If you and your partner are splitting up, it’s likely that you’ll have joint finances to sort out. You might have insurance policies and credit cards in both your names that you’ll need to cancel or transfer. Find out what you need to do.
Why you might need to act quickly
It’s better to talk to each other about how you’d like to sort out your joint money.
But it’s important that you act quickly if you think your ex-partner could run up debts on joint accounts. That’s because if you have any joint loans or overdrafts, either of you could be asked to repay the full amount.
It’s also worth thinking about the effect any joint debt could have on your credit score - a good credit score means you’re more likely to get cheaper deals when applying to borrow money.
Checking your score will show you all the ways you’re ‘financially connected’ to your ex-partner. This will help make sure you don’t overlook anything when separating your money.
You will have become financially linked when you opened an account together. You would have been ‘co-scored’ and your credit scores linked.

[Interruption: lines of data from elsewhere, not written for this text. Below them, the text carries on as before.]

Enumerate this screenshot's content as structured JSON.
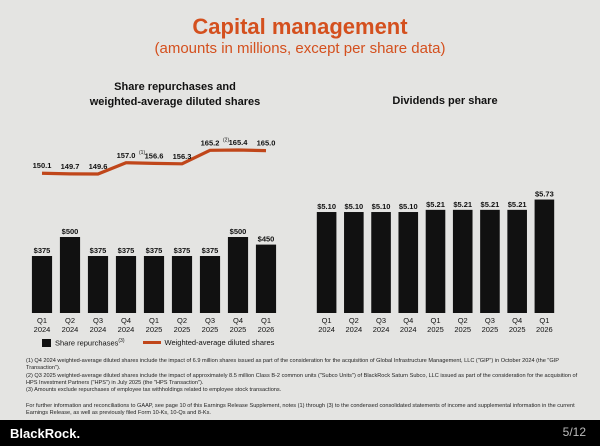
{
  "header": {
    "title": "Capital management",
    "subtitle": "(amounts in millions, except per share data)"
  },
  "left_chart": {
    "title_line1": "Share repurchases and",
    "title_line2": "weighted-average diluted shares",
    "legend_bars": "Share repurchases",
    "legend_bars_sup": "(3)",
    "legend_line": "Weighted-average diluted shares"
  },
  "right_chart": {
    "title": "Dividends per share"
  },
  "chart_data": [
    {
      "type": "bar",
      "categories": [
        "Q1 2024",
        "Q2 2024",
        "Q3 2024",
        "Q4 2024",
        "Q1 2025",
        "Q2 2025",
        "Q3 2025",
        "Q4 2025",
        "Q1 2026"
      ],
      "tick_line1": [
        "Q1",
        "Q2",
        "Q3",
        "Q4",
        "Q1",
        "Q2",
        "Q3",
        "Q4",
        "Q1"
      ],
      "tick_line2": [
        "2024",
        "2024",
        "2024",
        "2024",
        "2025",
        "2025",
        "2025",
        "2025",
        "2026"
      ],
      "series": [
        {
          "name": "Share repurchases",
          "values": [
            375,
            500,
            375,
            375,
            375,
            375,
            375,
            500,
            450
          ],
          "labels": [
            "$375",
            "$500",
            "$375",
            "$375",
            "$375",
            "$375",
            "$375",
            "$500",
            "$450"
          ],
          "color": "#111111"
        },
        {
          "name": "Weighted-average diluted shares",
          "type": "line",
          "values": [
            150.1,
            149.7,
            149.6,
            157.0,
            156.6,
            156.3,
            165.2,
            165.4,
            165.0
          ],
          "labels": [
            "150.1",
            "149.7",
            "149.6",
            "157.0",
            "156.6",
            "156.3",
            "165.2",
            "165.4",
            "165.0"
          ],
          "notes": [
            "",
            "",
            "",
            "(1)",
            "",
            "",
            "(2)",
            "",
            ""
          ],
          "color": "#c0461a"
        }
      ],
      "title": "Share repurchases and weighted-average diluted shares"
    },
    {
      "type": "bar",
      "categories": [
        "Q1 2024",
        "Q2 2024",
        "Q3 2024",
        "Q4 2024",
        "Q1 2025",
        "Q2 2025",
        "Q3 2025",
        "Q4 2025",
        "Q1 2026"
      ],
      "tick_line1": [
        "Q1",
        "Q2",
        "Q3",
        "Q4",
        "Q1",
        "Q2",
        "Q3",
        "Q4",
        "Q1"
      ],
      "tick_line2": [
        "2024",
        "2024",
        "2024",
        "2024",
        "2025",
        "2025",
        "2025",
        "2025",
        "2026"
      ],
      "values": [
        5.1,
        5.1,
        5.1,
        5.1,
        5.21,
        5.21,
        5.21,
        5.21,
        5.73
      ],
      "labels": [
        "$5.10",
        "$5.10",
        "$5.10",
        "$5.10",
        "$5.21",
        "$5.21",
        "$5.21",
        "$5.21",
        "$5.73"
      ],
      "title": "Dividends per share",
      "color": "#111111"
    }
  ],
  "footnotes": [
    "(1)  Q4 2024 weighted-average diluted shares include the impact of 6.9 million shares issued as part of the consideration for the acquisition of Global Infrastructure Management, LLC (\"GIP\") in October 2024 (the \"GIP Transaction\").",
    "(2)  Q3 2025 weighted-average diluted shares include the impact of approximately 8.5 million Class B-2 common units (\"Subco Units\") of BlackRock Saturn Subco, LLC issued as part of the consideration for the acquisition of HPS Investment Partners (\"HPS\") in July 2025 (the \"HPS Transaction\").",
    "(3)  Amounts exclude repurchases of employee tax withholdings related to employee stock transactions."
  ],
  "further_info": "For further information and reconciliations to GAAP, see page 10 of this Earnings Release Supplement, notes (1) through (3) to the condensed consolidated statements of income and supplemental information in the current Earnings Release, as well as previously filed Form 10-Ks, 10-Qs and 8-Ks.",
  "footer": {
    "logo": "BlackRock.",
    "page": "5/12"
  }
}
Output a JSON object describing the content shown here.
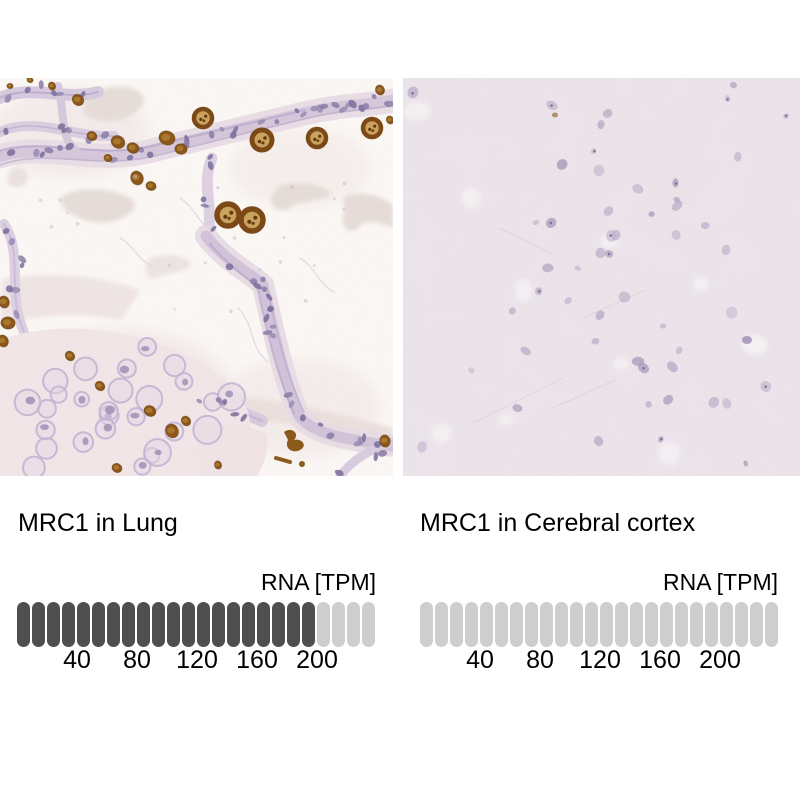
{
  "chart_data": [
    {
      "type": "bar",
      "panel": "left",
      "title": "MRC1 in Lung",
      "ylabel": "RNA [TPM]",
      "segments_total": 24,
      "segments_filled": 20,
      "tpm_per_segment": 10,
      "ticks": [
        40,
        80,
        120,
        160,
        200
      ],
      "axis_range": [
        0,
        240
      ],
      "value_tpm_estimate": 200
    },
    {
      "type": "bar",
      "panel": "right",
      "title": "MRC1 in Cerebral cortex",
      "ylabel": "RNA [TPM]",
      "segments_total": 24,
      "segments_filled": 0,
      "tpm_per_segment": 10,
      "ticks": [
        40,
        80,
        120,
        160,
        200
      ],
      "axis_range": [
        0,
        240
      ],
      "value_tpm_estimate": 0
    }
  ],
  "colors": {
    "bar_filled": "#4f4f4f",
    "bar_empty": "#cecece",
    "text": "#000000",
    "page_bg": "#ffffff"
  }
}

Sorting out joint bank accounts
Try to agree with your ex-partner what you’d like to do with your joint bank account(s).
If you can’t agree, mediation (using somebody impartial)Opens in a new window is often a good way to sort out these practical matters.
Find out more about mediation at Citizens Advice Opens in a new window
It’s worth you or your ex-partner contacting your bank or building society as soon as you know you’ll be separating.
Here are some other things to consider doing:
- Change the way the account has been set up – so you both have to agree to any money being taken out or overdraft limits being increased.
- Make sure that your wages or benefits go into an account just in your name in future.
- Ask the bank to suspend telephone and online banking on any joint account.
- Work out how you’ll pay bills that are currently being paid from your joint account.
- Close the account, if you don’t have much money in it or you won’t use it in the future. Both must agree, usually in writing, to close a joint account. You won’t be able to do this until any overdraft has been paid off.
If you’re worried that your ex-partner will withdraw money, freeze the account. One of you can ask the bank to freeze an account, but both of you usually have to sign a letter to say you want it ‘un-frozen’.
It’s important to consider any problems you might face if you have Direct Debits or standing orders coming out of the account, or if you make regular payments from it – for example, your mortgage or rent, bills or food shopping.
Dividing savings
Hopefully, you’ll be able to agree how you’ll divide any joint savings you have.
How the law treats your right to money in a joint account depends on where in the UK you live.
England and Wales
If you’re separating from your partner and you’re not married or in a civil partnership, money in a joint account belongs to the person who paid it in.
But a partner who hasn’t contributed to a joint account could make a claim for a share of it.
However, it can be difficult for them to prove they have rights to the money in a joint account if they haven’t paid into it.
They would need to show that the clear intention behind the joint account was to have a shared fund which each person could use.
If you’re married or in a civil partnership, money in a joint account belongs to both of you equally.
Northern Ireland
If you’re separating from your partner, divorcing or dissolving your civil partnership, money in a joint savings account belongs to each of you equally. This is unless a court decides differently.
Scotland
If you’re splitting up after living together, money you have in joint accounts, for household bills or similar, would be assumed to belong to both of you in equal shares.
How you divide your savings might depend on the type of account you have.
Second cards on credit and store card accounts
If you have a credit or store-card account and your ex-partner has a card on the account for their own use, you’re legally responsible for paying their spending as well as your own.
You can either:
- ask your ex-partner to give you the card back, or
- contact the card company and find out what you need to do to block the card or remove your ex-partner from your account.
Even if you think an account is just in your name, check with the lender to make sure your partner isn’t listed as an authorised cardholder.
Sorting out joint insurance
Do you have a home insurance policy in both your names, and your ex-partner is moving out? Then you might have to ask them to sign a form or letter to say that they’re happy for their name to come off the policy.
You might be a named driver on your ex-partner’s car insurance – or they could be on yours. If the policy’s in your name, contact your insurer and ask them to remove your ex-partner’s name (if they won’t be driving your car in future).
Agreeing how to divide the bills
If you, or your ex-partner, are moving out, take meter readings for gas and electricity – so the person moving out isn’t charged for energy they haven’t used.
Taking over an account that was in both your names should be straightforward.
You can usually do this online or over the phone. However, be aware that you and your ex-partner will be responsible for paying any money you owe up to that point.
If you want to take over a bill in your ex-partner’s name, the old account will have to be closed and a new one set up.